On July 15, 30 women settled lawsuits against Texans after claiming that the team ignored and allowed Watson as he harassed and assaulted them during therapy sessions. The terms of the agreements were kept confidential.

Despite Watson’s legal entanglement, the Browns, along with several other teams, pursued Watson after the first grand jury declined to indict him.

Initially, Watson turned down the Browns. But Cleveland owners Dee and Jimmy Haslam seduced him with the richest guaranteed contract in league history, up to that point.

Watson had other offers, but he chose the Browns and waived his no-trade clause to join a team coming off a disappointing 8-9 season.
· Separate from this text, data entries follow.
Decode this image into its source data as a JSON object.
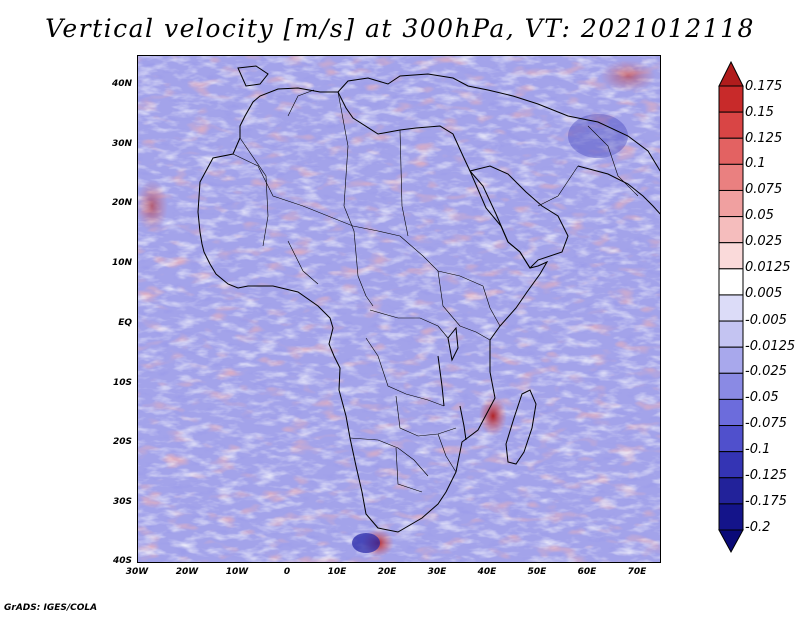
{
  "title": "Vertical velocity [m/s] at 300hPa, VT: 2021012118",
  "credit": "GrADS: IGES/COLA",
  "map": {
    "region": "Africa",
    "lat_labels": [
      "40N",
      "30N",
      "20N",
      "10N",
      "EQ",
      "10S",
      "20S",
      "30S",
      "40S"
    ],
    "lon_labels": [
      "30W",
      "20W",
      "10W",
      "0",
      "10E",
      "20E",
      "30E",
      "40E",
      "50E",
      "60E",
      "70E"
    ]
  },
  "colorbar": {
    "labels": [
      "0.175",
      "0.15",
      "0.125",
      "0.1",
      "0.075",
      "0.05",
      "0.025",
      "0.0125",
      "0.005",
      "-0.005",
      "-0.0125",
      "-0.025",
      "-0.05",
      "-0.075",
      "-0.1",
      "-0.125",
      "-0.175",
      "-0.2"
    ],
    "colors": [
      "#b01c1c",
      "#c82a2a",
      "#d94545",
      "#e36262",
      "#ea8080",
      "#f0a0a0",
      "#f5bdbd",
      "#fadada",
      "#ffffff",
      "#dcdcf8",
      "#c4c4f2",
      "#a8a8ec",
      "#8a8ae4",
      "#6c6cdc",
      "#5050cc",
      "#3434b4",
      "#22229a",
      "#14148a",
      "#0a0a78"
    ]
  },
  "palette": {
    "background": "#9c9ce8",
    "land_outline": "#000000"
  }
}
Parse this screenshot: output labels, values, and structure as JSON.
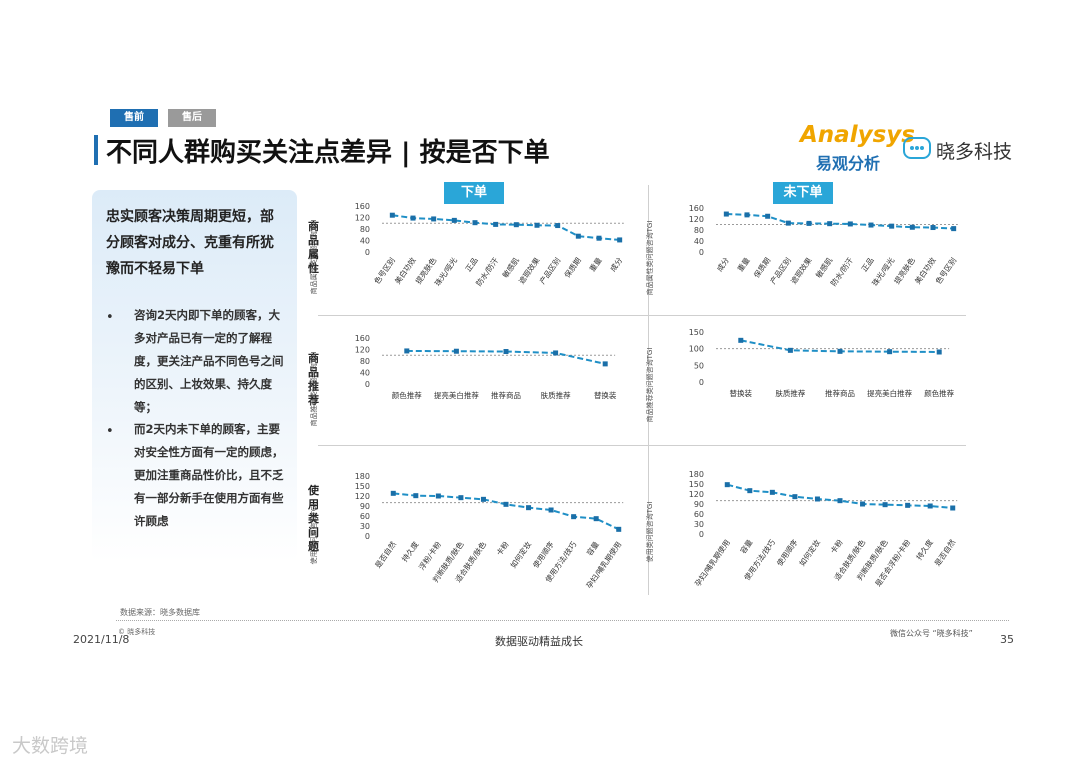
{
  "tabs": [
    "售前",
    "售后"
  ],
  "title": "不同人群购买关注点差异 | 按是否下单",
  "brands": {
    "analysys": "Analysys",
    "analysys_cn": "易观分析",
    "xiaoduo": "晓多科技"
  },
  "left_panel": {
    "headline": "忠实顾客决策周期更短，部分顾客对成分、克重有所犹豫而不轻易下单",
    "bullets": [
      "咨询2天内即下单的顾客，大多对产品已有一定的了解程度，更关注产品不同色号之间的区别、上妆效果、持久度等；",
      "而2天内未下单的顾客，主要对安全性方面有一定的顾虑，更加注重商品性价比，且不乏有一部分新手在使用方面有些许顾虑"
    ]
  },
  "column_headers": [
    "下单",
    "未下单"
  ],
  "section_labels": [
    "商品属性",
    "商品推荐",
    "使用类问题"
  ],
  "ylabel_attr": "商品属性类问题咨询TGI",
  "ylabel_rec": "商品推荐类问题咨询TGI",
  "ylabel_use": "使用类问题咨询TGI",
  "colors": {
    "accent": "#1f6fb2",
    "series": "#1f8fc6",
    "header": "#2aa6d8"
  },
  "chart_data": [
    {
      "type": "line",
      "id": "attr-order",
      "ylabel": "商品属性类问题咨询TGI",
      "ylim": [
        0,
        160
      ],
      "yticks": [
        0,
        40,
        80,
        120,
        160
      ],
      "ref": 100,
      "categories": [
        "色号区别",
        "美白功效",
        "提亮肤色",
        "珠光/哑光",
        "正品",
        "防水/防汗",
        "敏感肌",
        "遮瑕效果",
        "产品区别",
        "保质期",
        "重量",
        "成分"
      ],
      "values": [
        128,
        118,
        115,
        110,
        102,
        96,
        95,
        93,
        92,
        55,
        48,
        42
      ]
    },
    {
      "type": "line",
      "id": "attr-noorder",
      "ylabel": "商品属性类问题咨询TGI",
      "ylim": [
        0,
        160
      ],
      "yticks": [
        0,
        40,
        80,
        120,
        160
      ],
      "ref": 100,
      "categories": [
        "成分",
        "重量",
        "保质期",
        "产品区别",
        "遮瑕效果",
        "敏感肌",
        "防水/防汗",
        "正品",
        "珠光/哑光",
        "提亮肤色",
        "美白功效",
        "色号区别"
      ],
      "values": [
        138,
        135,
        130,
        105,
        104,
        103,
        102,
        98,
        94,
        90,
        89,
        85
      ]
    },
    {
      "type": "line",
      "id": "rec-order",
      "ylabel": "商品推荐类问题咨询TGI",
      "ylim": [
        0,
        160
      ],
      "yticks": [
        0,
        40,
        80,
        120,
        160
      ],
      "ref": 100,
      "categories": [
        "颜色推荐",
        "提亮美白推荐",
        "推荐商品",
        "肤质推荐",
        "替换装"
      ],
      "values": [
        115,
        114,
        113,
        108,
        70
      ]
    },
    {
      "type": "line",
      "id": "rec-noorder",
      "ylabel": "商品推荐类问题咨询TGI",
      "ylim": [
        0,
        150
      ],
      "yticks": [
        0,
        50,
        100,
        150
      ],
      "ref": 100,
      "categories": [
        "替换装",
        "肤质推荐",
        "推荐商品",
        "提亮美白推荐",
        "颜色推荐"
      ],
      "values": [
        125,
        95,
        92,
        91,
        90
      ]
    },
    {
      "type": "line",
      "id": "use-order",
      "ylabel": "使用类问题咨询TGI",
      "ylim": [
        0,
        180
      ],
      "yticks": [
        0,
        30,
        60,
        90,
        120,
        150,
        180
      ],
      "ref": 100,
      "categories": [
        "是否自然",
        "持久度",
        "浮粉/卡粉",
        "判断肤质/肤色",
        "适合肤质/肤色",
        "卡粉",
        "如何定妆",
        "使用顺序",
        "使用方法/技巧",
        "容量",
        "孕妇/哺乳期使用"
      ],
      "values": [
        128,
        121,
        120,
        115,
        110,
        95,
        85,
        78,
        58,
        52,
        20
      ]
    },
    {
      "type": "line",
      "id": "use-noorder",
      "ylabel": "使用类问题咨询TGI",
      "ylim": [
        0,
        180
      ],
      "yticks": [
        0,
        30,
        60,
        90,
        120,
        150,
        180
      ],
      "ref": 100,
      "categories": [
        "孕妇/哺乳期使用",
        "容量",
        "使用方法/技巧",
        "使用顺序",
        "如何定妆",
        "卡粉",
        "适合肤质/肤色",
        "判断肤质/肤色",
        "是否会浮粉/卡粉",
        "持久度",
        "是否自然"
      ],
      "values": [
        148,
        130,
        125,
        112,
        105,
        100,
        90,
        88,
        86,
        84,
        78
      ]
    }
  ],
  "footer": {
    "source": "数据来源：晓多数据库",
    "date": "2021/11/8",
    "brand": "© 晓多科技",
    "center": "数据驱动精益成长",
    "right": "微信公众号 “晓多科技”",
    "page": "35"
  },
  "watermark": "大数跨境"
}
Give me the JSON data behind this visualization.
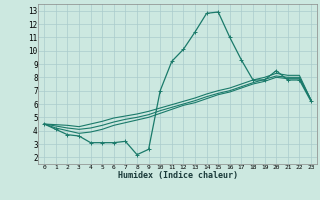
{
  "xlabel": "Humidex (Indice chaleur)",
  "background_color": "#cce8e0",
  "grid_color": "#aacccc",
  "line_color": "#1a7a6a",
  "xlim": [
    -0.5,
    23.5
  ],
  "ylim": [
    1.5,
    13.5
  ],
  "xticks": [
    0,
    1,
    2,
    3,
    4,
    5,
    6,
    7,
    8,
    9,
    10,
    11,
    12,
    13,
    14,
    15,
    16,
    17,
    18,
    19,
    20,
    21,
    22,
    23
  ],
  "yticks": [
    2,
    3,
    4,
    5,
    6,
    7,
    8,
    9,
    10,
    11,
    12,
    13
  ],
  "main_series": [
    4.5,
    4.1,
    3.7,
    3.6,
    3.1,
    3.1,
    3.1,
    3.2,
    2.2,
    2.6,
    7.0,
    9.2,
    10.1,
    11.4,
    12.8,
    12.9,
    11.0,
    9.3,
    7.8,
    7.8,
    8.5,
    7.8,
    7.8,
    6.2
  ],
  "line2": [
    4.5,
    4.2,
    4.0,
    3.8,
    3.9,
    4.1,
    4.4,
    4.6,
    4.8,
    5.0,
    5.3,
    5.6,
    5.9,
    6.1,
    6.4,
    6.7,
    6.9,
    7.2,
    7.5,
    7.7,
    8.0,
    7.9,
    7.9,
    6.3
  ],
  "line3": [
    4.5,
    4.35,
    4.2,
    4.1,
    4.2,
    4.4,
    4.65,
    4.85,
    5.0,
    5.2,
    5.5,
    5.75,
    6.0,
    6.25,
    6.55,
    6.8,
    7.0,
    7.3,
    7.6,
    7.85,
    8.1,
    8.0,
    8.0,
    6.3
  ],
  "line4": [
    4.5,
    4.45,
    4.4,
    4.3,
    4.5,
    4.7,
    4.95,
    5.1,
    5.25,
    5.45,
    5.7,
    5.95,
    6.2,
    6.45,
    6.75,
    7.0,
    7.2,
    7.5,
    7.8,
    8.0,
    8.3,
    8.15,
    8.15,
    6.3
  ]
}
Cleveland completed the deal on March 18 by agreeing to send Houston three first-round draft picks and six picks overall for Watson.

The Haslams said any concerns they had about his character or behavior were eased when they flew to Houston with Berry and Stefanski and spent time talking with Watson.

Watson, an All-American at Clemson, was drafted by the Texans with the No. 12 pick in 2017. He started six games as a rookie before throwing for 4,165 yards and 26 touchdowns as a sophomore.

Watson has become one of the elite QBs in the league, throwing for 4,823 yards and 33 TDs in 2020 despite playing on a Texans team that went just 4-12.